When on a new food hunt this week, I saw a bin of jicama. (hee-ka-ma) When I got home, I looked it up and saw that it was a root vegetable and could be used in place of water chestnuts.
Perfect. I was thinking about making a pan of my favorite stew anyhow and one of the ingredients is water chestnuts – so I could substitute the jicama. Basically it’s kind of ugly, with blister like pox marks on the side and felt a little sticky (which the web informed me is fairly common because of some kind of wax that’s put on it.)
I learned that the best way to peel is to cut off the bottom so it sits flat on a cutting board and then cut down the sides (you can’t use a peeler.) So that’s what I did.
(Ok, so I’m not on Food Network and my knife cuts weren’t even – but they’ll do.)
So one website said the taste was between an apple and a potato.
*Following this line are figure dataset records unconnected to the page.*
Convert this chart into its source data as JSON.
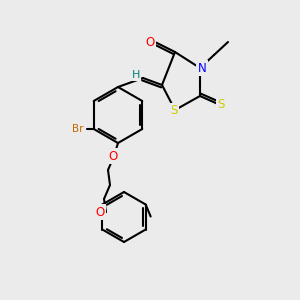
{
  "bg_color": "#ebebeb",
  "fig_width": 3.0,
  "fig_height": 3.0,
  "dpi": 100,
  "bond_color": "#000000",
  "bond_lw": 1.5,
  "atom_colors": {
    "O": "#FF0000",
    "N": "#0000FF",
    "S": "#CCCC00",
    "Br": "#CC6600",
    "H": "#008080",
    "C": "#000000"
  },
  "font_size": 7.5
}
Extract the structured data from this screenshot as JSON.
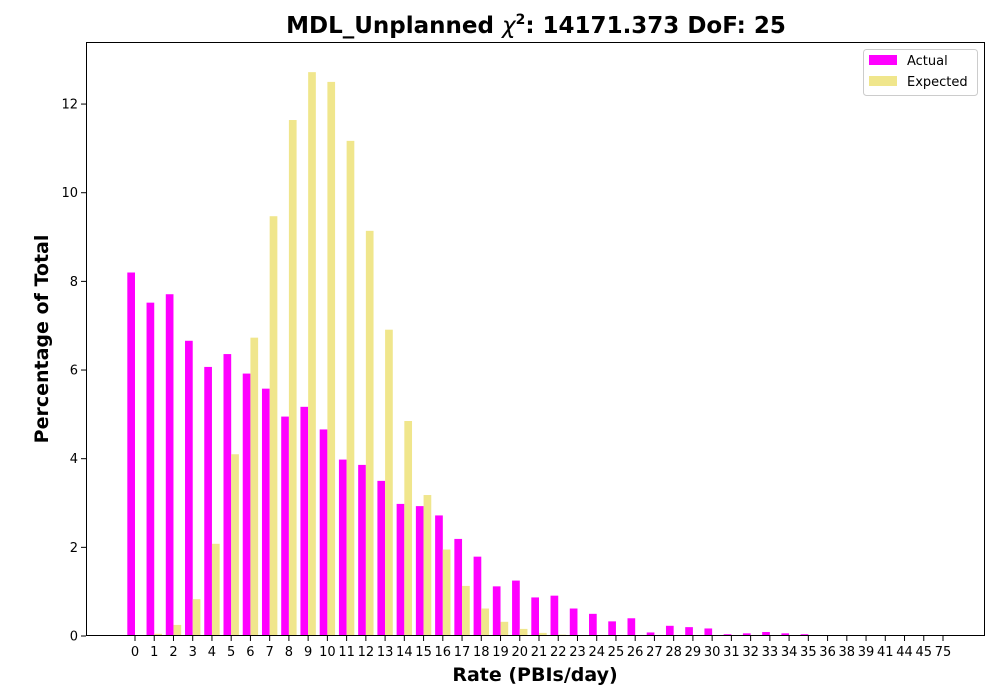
{
  "chart_data": {
    "type": "bar",
    "title_prefix": "MDL_Unplanned ",
    "title_chi": "χ",
    "title_sup": "2",
    "title_suffix": ": 14171.373 DoF: 25",
    "xlabel": "Rate (PBIs/day)",
    "ylabel": "Percentage of Total",
    "ylim": [
      0,
      13.4
    ],
    "yticks": [
      0,
      2,
      4,
      6,
      8,
      10,
      12
    ],
    "legend_position": "top-right",
    "categories": [
      "0",
      "1",
      "2",
      "3",
      "4",
      "5",
      "6",
      "7",
      "8",
      "9",
      "10",
      "11",
      "12",
      "13",
      "14",
      "15",
      "16",
      "17",
      "18",
      "19",
      "20",
      "21",
      "22",
      "23",
      "24",
      "25",
      "26",
      "27",
      "28",
      "29",
      "30",
      "31",
      "32",
      "33",
      "34",
      "35",
      "36",
      "38",
      "39",
      "41",
      "44",
      "45",
      "75"
    ],
    "series": [
      {
        "name": "Actual",
        "color": "#ff00ff",
        "values": [
          8.2,
          7.52,
          7.71,
          6.66,
          6.07,
          6.36,
          5.92,
          5.58,
          4.95,
          5.17,
          4.66,
          3.98,
          3.86,
          3.5,
          2.98,
          2.93,
          2.72,
          2.19,
          1.79,
          1.12,
          1.25,
          0.87,
          0.91,
          0.62,
          0.5,
          0.33,
          0.4,
          0.08,
          0.23,
          0.2,
          0.17,
          0.04,
          0.06,
          0.09,
          0.06,
          0.04,
          0.02,
          0.02,
          0.02,
          0.02,
          0.02,
          0.02,
          0.02
        ]
      },
      {
        "name": "Expected",
        "color": "#f0e68c",
        "values": [
          0.01,
          0.05,
          0.25,
          0.83,
          2.08,
          4.1,
          6.73,
          9.47,
          11.64,
          12.72,
          12.5,
          11.17,
          9.14,
          6.91,
          4.85,
          3.18,
          1.95,
          1.13,
          0.62,
          0.32,
          0.16,
          0.07,
          0.03,
          0.01,
          0.01,
          0,
          0,
          0,
          0,
          0,
          0,
          0,
          0,
          0,
          0,
          0,
          0,
          0,
          0,
          0,
          0,
          0,
          0
        ]
      }
    ]
  }
}
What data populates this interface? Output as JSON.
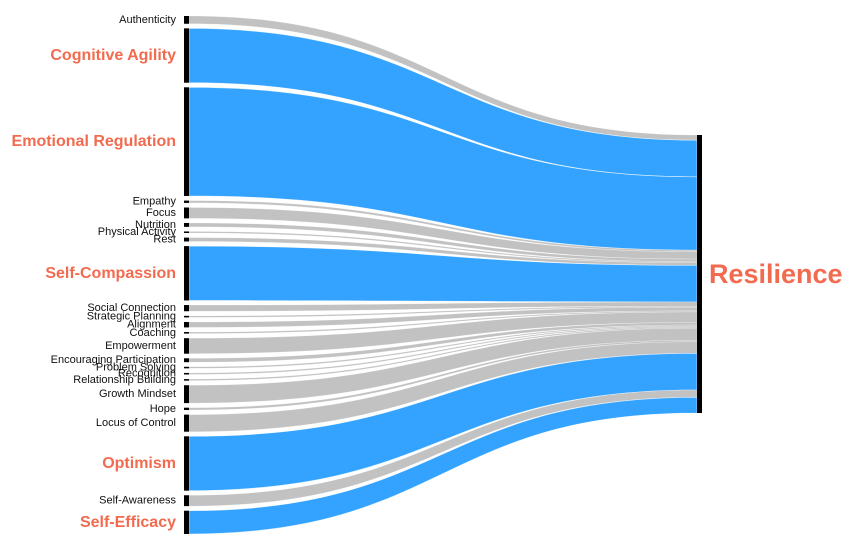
{
  "chart_data": {
    "type": "sankey",
    "target": "Resilience",
    "sources": [
      {
        "name": "Authenticity",
        "value": 1.0,
        "highlight": false
      },
      {
        "name": "Cognitive Agility",
        "value": 7.0,
        "highlight": true
      },
      {
        "name": "Emotional Regulation",
        "value": 14.0,
        "highlight": true
      },
      {
        "name": "Empathy",
        "value": 0.3,
        "highlight": false
      },
      {
        "name": "Focus",
        "value": 1.4,
        "highlight": false
      },
      {
        "name": "Nutrition",
        "value": 0.5,
        "highlight": false
      },
      {
        "name": "Physical Activity",
        "value": 0.2,
        "highlight": false
      },
      {
        "name": "Rest",
        "value": 0.5,
        "highlight": false
      },
      {
        "name": "Self-Compassion",
        "value": 7.0,
        "highlight": true
      },
      {
        "name": "Social Connection",
        "value": 0.8,
        "highlight": false
      },
      {
        "name": "Strategic Planning",
        "value": 0.2,
        "highlight": false
      },
      {
        "name": "Alignment",
        "value": 0.7,
        "highlight": false
      },
      {
        "name": "Coaching",
        "value": 0.2,
        "highlight": false
      },
      {
        "name": "Empowerment",
        "value": 2.0,
        "highlight": false
      },
      {
        "name": "Encouraging Participation",
        "value": 0.5,
        "highlight": false
      },
      {
        "name": "Problem Solving",
        "value": 0.2,
        "highlight": false
      },
      {
        "name": "Recognition",
        "value": 0.2,
        "highlight": false
      },
      {
        "name": "Relationship Building",
        "value": 0.2,
        "highlight": false
      },
      {
        "name": "Growth Mindset",
        "value": 2.3,
        "highlight": false
      },
      {
        "name": "Hope",
        "value": 0.3,
        "highlight": false
      },
      {
        "name": "Locus of Control",
        "value": 2.2,
        "highlight": false
      },
      {
        "name": "Optimism",
        "value": 7.0,
        "highlight": true
      },
      {
        "name": "Self-Awareness",
        "value": 1.4,
        "highlight": false
      },
      {
        "name": "Self-Efficacy",
        "value": 3.0,
        "highlight": true
      }
    ],
    "colors": {
      "highlight_flow": "#33a3ff",
      "other_flow": "#c2c2c2",
      "node_bar": "#000000",
      "major_label": "#f26b4f",
      "target_label": "#f26b4f",
      "minor_label": "#111111"
    }
  }
}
Another said a combination of a potato and a water chestnut. Confessing something here – anytime I boil potatoes to mash, I always take a chunk of raw potato, put salt on it and eat it – so I know what raw potatoes taste like. And I know what apples taste like too. I did not taste apples or potatoes when I ate a piece of jicama. Nor was it a water chestnut/potato taste. I kind of thought it had it’s own unique taste and was more bitter than I was expecting.
Anyhow, I browned my onions and ground beef.
And put it in a baking dish with the jicama, tomatoes, beef broth, seasonings and lots of barley. (Barley is a must for me in any stew.) And I baked for a half hour.
After a half hour, I added a package of mixed vegetables and baked for another 30.
And I had my favorite barley/beef stew with the addition of jicama. I had already pretty much decided I was going back to water chestnuts next time around.
But actually, once it had been baked in the stew – the jicama really DID taste like water chestnuts and was just fine. A great substitute.
Not really sure how I would rate it. Maybe 5 out of 10?